A Lei nº 13.986, de 07 de abril de 2020, além de instituir o Fundo Garantidor Solidário (FGS) e o patrimônio rural em afetação, criou a Cédula Imobiliária Rural (CIR), acerca da qual é correto afirmar que
- A)é título de crédito que representa, cumulativamente, ordem de pagamento em dinheiro, decorrente de operação de crédito de qualquer modalidade, e que seja garantia da operação de crédito, nas hipóteses em que não haja o pagamento da operação até a data do vencimento.
Errada, porque descreve, em essência, regra de outro título de crédito ligado a operação de crédito e garantia, não a disciplina própria da Cédula Imobiliária Rural.
- B)deverá ser emitida sob a forma escritural, mediante lançamento em sistema de escrituração autorizado a funcionar pelo Banco Central do Brasil.
Certa, porque a CIR deve ser emitida obrigatoriamente na forma escritural, por lançamento em sistema de escrituração autorizado pelo Banco Central do Brasil.
- C)poderá receber aval, que constará do registro ou do depósito centralizado de ativos financeiros e de valores mobiliários, sendo vedados os avais parcial e sucessivo.
Errada, porque a CIR não segue essa disciplina de aval da forma como a alternativa descreve, e a redação mistura regras incompatíveis sobre garantias cambiárias.

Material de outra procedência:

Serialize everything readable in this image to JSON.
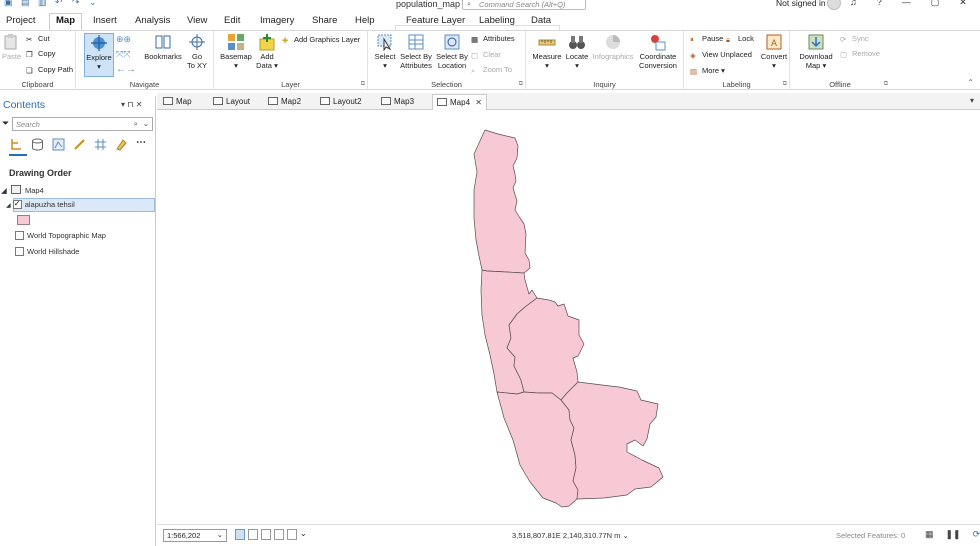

- D)aplicam-se as normas de direito cambial, com as seguintes modificações: (i) os endossos deverão ser completos e (ii) apenas o primeiro endossante responde pelo pagamento, os demais somente pela existência da obrigação.
Errada, porque a CIR não recebe essa adaptação geral de direito cambial nos termos apresentados, e a responsabilidade por endosso foi formulada de modo incorreto.
- E)poderá ser negociada somente nos mercados regulamentados de valores mobiliários quando registrada ou depositada em entidade autorizada pelo Banco Central do Brasil a exercer a atividade de registro ou depósito centralizado de ativos financeiros e de valores mobiliários.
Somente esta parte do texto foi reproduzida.